Angie sighed. "I can't wait for Jason to get back. He's much more sensible than Howard - well, most people are, but he doesn't listen to just anyone."
"Are Howard and Jason, uh, friends?" Lucy asked, suddenly realising the undertones of what Angie was saying.
Angie clamped her mouth shut and shook her head, then sighed. "I don't think that's for me to say. Or for you to ask, Miss Government Agent."
Lucy quickly backtracked, remembering the time they were in. "Oh, I didn't mean…I wouldn't…" and half to prevent her stupid and anachronistic apology lasting another moment, half because she want to, leaned forward and kissed Angie on the lips.

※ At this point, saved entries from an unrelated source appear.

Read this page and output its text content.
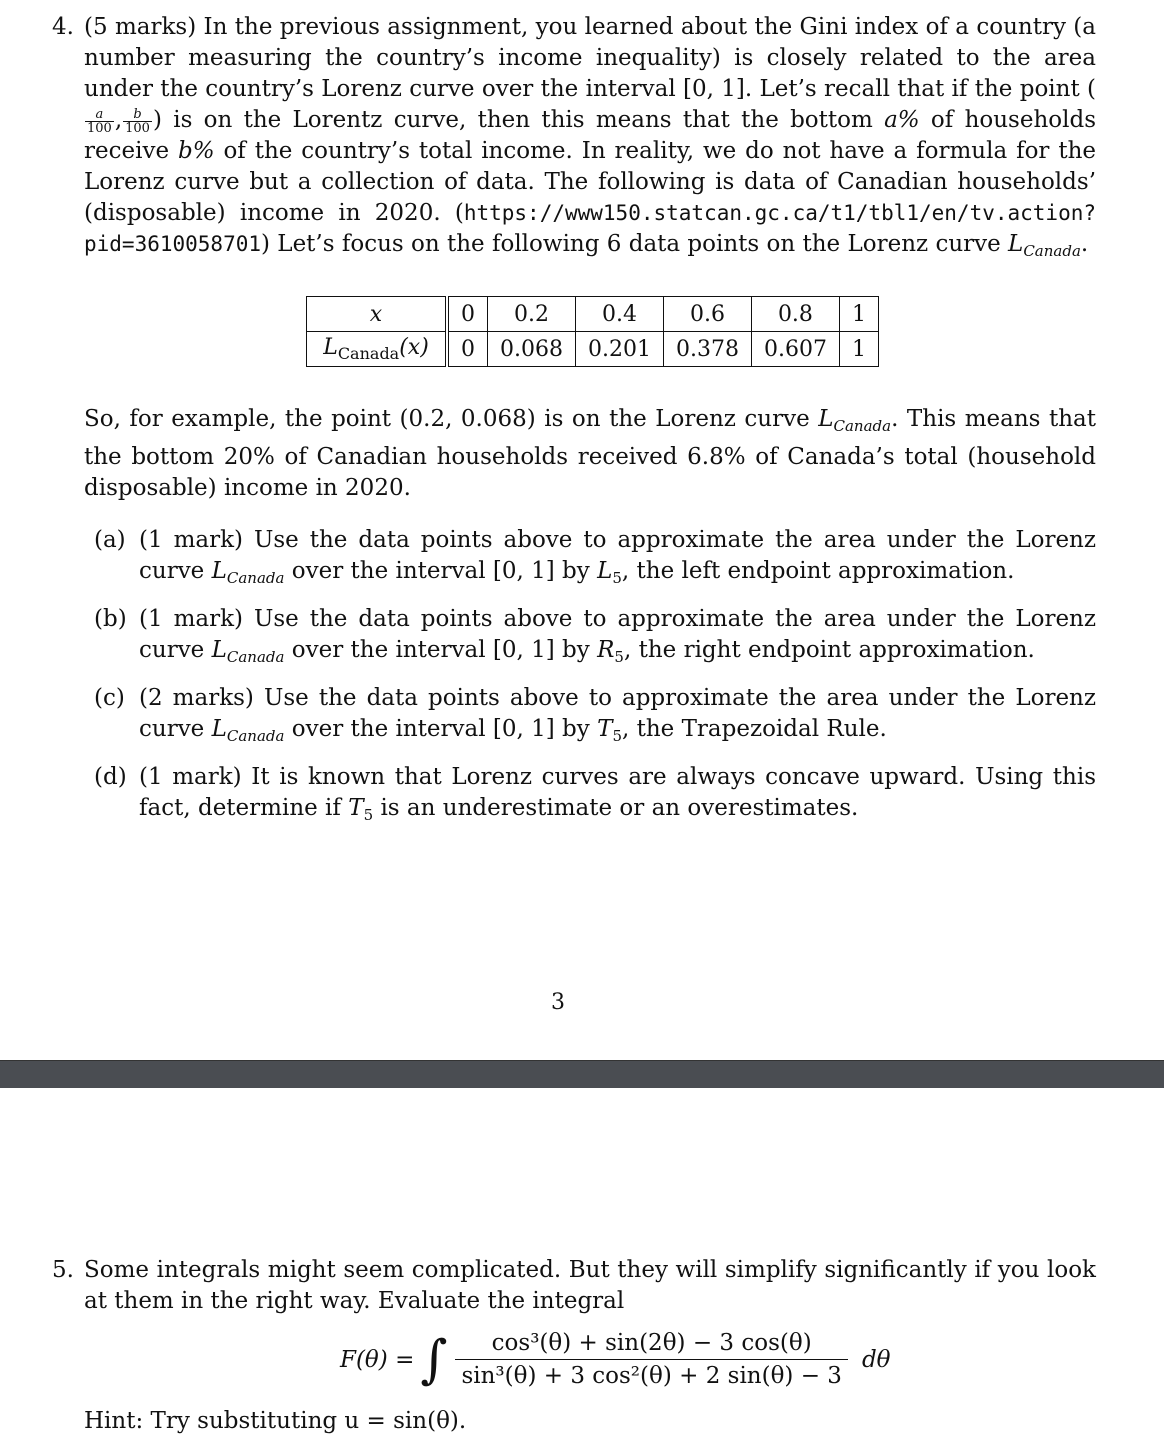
4. (5 marks) In the previous assignment, you learned about the Gini index of a country (a number measuring the country’s income inequality) is closely related to the area under the country’s Lorenz curve over the interval [0, 1]. Let’s recall that if the point (
$\frac{a}{100}$ , $\frac{b}{100}$ ) is on the Lorentz curve, then this means that the bottom a% of households receive b% of the country’s total income. In reality, we do not have a formula for the Lorenz curve but a collection of data. The following is data of Canadian households’ (disposable) income in 2020. (https://www150.statcan.gc.ca/t1/tbl1/en/tv.action?pid=3610058701) Let’s focus on the following 6 data points on the Lorenz curve $L_{Canada}$.
x	0	0.2	0.4	0.6	0.8	1
$L_{Canada}(x)$	0	0.068	0.201	0.378	0.607	1
So, for example, the point (0.2, 0.068) is on the Lorenz curve $L_{Canada}$. This means that the bottom 20% of Canadian households received 6.8% of Canada’s total (household disposable) income in 2020.
(a) (1 mark) Use the data points above to approximate the area under the Lorenz curve $L_{Canada}$ over the interval [0, 1] by $L_5$, the left endpoint approximation.
(b) (1 mark) Use the data points above to approximate the area under the Lorenz curve $L_{Canada}$ over the interval [0, 1] by $R_5$, the right endpoint approximation.
(c) (2 marks) Use the data points above to approximate the area under the Lorenz curve $L_{Canada}$ over the interval [0, 1] by $T_5$, the Trapezoidal Rule.
(d) (1 mark) It is known that Lorenz curves are always concave upward. Using this fact, determine if $T_5$ is an underestimate or an overestimates.
3
5. Some integrals might seem complicated. But they will simplify significantly if you look at them in the right way. Evaluate the integral
F(θ) = ∫ $\frac{\text{cos³(θ) + sin(2θ) − 3 cos(θ)}}{\text{sin³(θ) + 3 cos²(θ) + 2 sin(θ) − 3}}$ dθ
Hint: Try substituting u = sin(θ).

Angie kissed her back for half a second, then broke away and glanced about suspiciously before shrugging and throwing her arms around Lucy's shoulders. "I can always say you started it!"
Lucy laughed and kept kissing her, feeling Angie's bright lipstick transferring to her own lips. It was a relief not to be lying, even by omission, to be fully in the moment for the first time in a long time. Maybe it should feel strange that it was Angela Martinelli here with her, but instead it felt more like a completed circle.

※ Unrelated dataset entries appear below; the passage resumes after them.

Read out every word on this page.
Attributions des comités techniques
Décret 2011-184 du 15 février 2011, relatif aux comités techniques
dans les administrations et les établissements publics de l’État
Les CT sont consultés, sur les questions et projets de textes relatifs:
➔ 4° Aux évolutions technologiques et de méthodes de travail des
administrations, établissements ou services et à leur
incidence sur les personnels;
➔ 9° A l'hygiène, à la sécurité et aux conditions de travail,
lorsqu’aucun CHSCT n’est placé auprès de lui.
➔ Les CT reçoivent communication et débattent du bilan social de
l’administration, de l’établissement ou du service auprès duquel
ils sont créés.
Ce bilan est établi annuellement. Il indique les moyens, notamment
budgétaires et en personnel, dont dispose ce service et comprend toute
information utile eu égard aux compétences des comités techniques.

"Uh, Lucy?" Rufus's voice broke through to her.
"Go ahead, don't mind me," Howard added, and that definitely made Angie break it off.

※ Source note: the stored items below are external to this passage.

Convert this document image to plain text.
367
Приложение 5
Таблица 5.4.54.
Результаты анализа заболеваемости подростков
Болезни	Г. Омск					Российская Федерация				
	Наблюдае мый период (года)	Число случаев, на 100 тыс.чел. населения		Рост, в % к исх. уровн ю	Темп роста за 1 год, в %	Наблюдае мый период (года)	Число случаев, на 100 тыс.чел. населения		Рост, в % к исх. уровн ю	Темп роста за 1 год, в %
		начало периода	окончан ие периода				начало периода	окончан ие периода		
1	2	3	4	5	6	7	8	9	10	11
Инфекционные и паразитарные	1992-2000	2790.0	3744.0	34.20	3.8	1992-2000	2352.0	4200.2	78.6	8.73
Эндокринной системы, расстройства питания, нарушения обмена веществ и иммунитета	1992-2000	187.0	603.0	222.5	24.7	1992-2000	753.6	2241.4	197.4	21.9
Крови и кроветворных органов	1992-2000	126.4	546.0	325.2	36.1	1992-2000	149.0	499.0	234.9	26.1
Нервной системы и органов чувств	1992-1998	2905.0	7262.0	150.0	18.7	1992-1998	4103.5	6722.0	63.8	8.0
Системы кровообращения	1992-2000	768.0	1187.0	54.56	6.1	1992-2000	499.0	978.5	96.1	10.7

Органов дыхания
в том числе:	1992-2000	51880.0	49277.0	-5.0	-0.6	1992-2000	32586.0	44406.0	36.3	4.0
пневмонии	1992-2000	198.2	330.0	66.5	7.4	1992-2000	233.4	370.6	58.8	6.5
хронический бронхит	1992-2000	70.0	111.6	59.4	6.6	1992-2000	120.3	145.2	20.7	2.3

"You gonna put on a show for me, sometime?" she snapped, and at Howard's delighted expression, held up a hand. "No, Howard, please don't take me up on that."
Rufus cleared his throat. "We've solved the power issues, and we can shut the device down safely. Turns out that there's a machine in the vicinity that can provide enough power to slowly turn down the field so we don't all end up punctured by a penny at 460 metres per second."
Howard pouted. "He won't tell me what it is, though."
"It's classified!" Rufus and Lucy said at the same time, and Angie laughed.
"Nice to see that one turned back on you, Howard!"
With the massive energy from the time capsule available to Howard's machine, it slowed down and shut off with a sad thunk, which Lucy thought highly preferable to a high-speed blast of shrapnel.
"Please show me your energy source," Howard begged Rufus, offering him, in order, money, the best night of his life, a job and a look at his lab. Rufus looked terribly torn at the last, but Lucy stood firm.
"No, absolutely not. And if you try to follow us I'll have to shoot you."
Strangely enough, that finally stopped Howard in his tracks, and made Angie giggle.
"I'm surprised that worked!" Lucy whispered to her. "He doesn't seem the type to be bothered by threats."
"Oh, anyone who's met my friend Peggy knows never to call an armed woman's bluff."
Leaving Howard behind, all but dragging Rufus away, Lucy and Angie headed back over to the ABC Paramount lot.
Angie kept her arm in Lucy's. "We probably won't even need those extra lights now that you've put a stop to the Stark Menace. Nearly an hour's shooting lost! I should send him a bill!"
"You probably should," Lucy agreed, enjoying the human contact now that she didn't have to lie to Angie any longer. As they came around the back of the warehouse where Wyatt and the time capsule awaited, Lucy put a hand on Angie's cheek. "Thank you."
"For tracking down Howard? No problem."
"More for reminding me to be myself. It's easy to get lost in a role sometimes."
Angie kissed her again, just lightly. "You hang on to your truth, okay? See you round, Lucy Pullman."
"I'm sure you will," Lucy smiled, and let Angie go, off into her future.